*水底に潜む獰猛なる獣鬼*
「ウシオニ」とも読む。鬼の顔に牛の胴体(一説に猿の顔、牛の角、虎の胴体)を持つ水棲の凶暴な食肉獣である。
巨大な体を持っているにも関わらず、忍び足の猫のように足音を立てずに歩くと言われる。変身能力もあり、好んで美女に化けるとも言う(美女に化ける事で獲物の人間を油断させる効果があるのかも知れない)。主食は生肉で、その食性によりしばしば人畜に甚大な被害を齎す。
また、「牛鬼(ぎゅうき)」は谷川などの清浄な水が多くある場所に隠れ潜む習性があり、不用意に近づく者があると襲い掛かってその影を飲み込んでしまうとも言う。影を飲まれた人間は病みつき、間をおかずして死んでしまうと言われている。

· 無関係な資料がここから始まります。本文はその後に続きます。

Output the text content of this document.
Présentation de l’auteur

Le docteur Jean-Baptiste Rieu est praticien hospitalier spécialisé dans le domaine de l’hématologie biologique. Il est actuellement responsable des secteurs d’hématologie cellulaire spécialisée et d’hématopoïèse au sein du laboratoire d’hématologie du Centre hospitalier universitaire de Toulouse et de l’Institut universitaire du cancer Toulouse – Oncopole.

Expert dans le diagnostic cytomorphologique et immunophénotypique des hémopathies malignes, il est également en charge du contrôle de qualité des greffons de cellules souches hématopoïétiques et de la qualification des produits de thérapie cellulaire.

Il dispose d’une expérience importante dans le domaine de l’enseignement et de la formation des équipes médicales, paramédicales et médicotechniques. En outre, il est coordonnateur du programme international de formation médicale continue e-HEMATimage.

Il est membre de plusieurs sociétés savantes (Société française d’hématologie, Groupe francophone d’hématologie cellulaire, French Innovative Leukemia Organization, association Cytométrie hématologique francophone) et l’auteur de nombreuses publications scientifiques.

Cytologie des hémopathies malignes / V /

「牛鬼」は名だたる日本の妖獣の中でも最も獰猛で、且つ執念深い存在として知られており、狙った獲物は決して見逃さず、何処までもしつこく付け狙う。但し、「石は浮かんで木の葉は沈む、牛はいななき馬吼える」と言う「逆さ言葉」の呪文を唱えると退散すると言う話も有る。出雲大社で発行されている魔よけのお札も苦手らしい。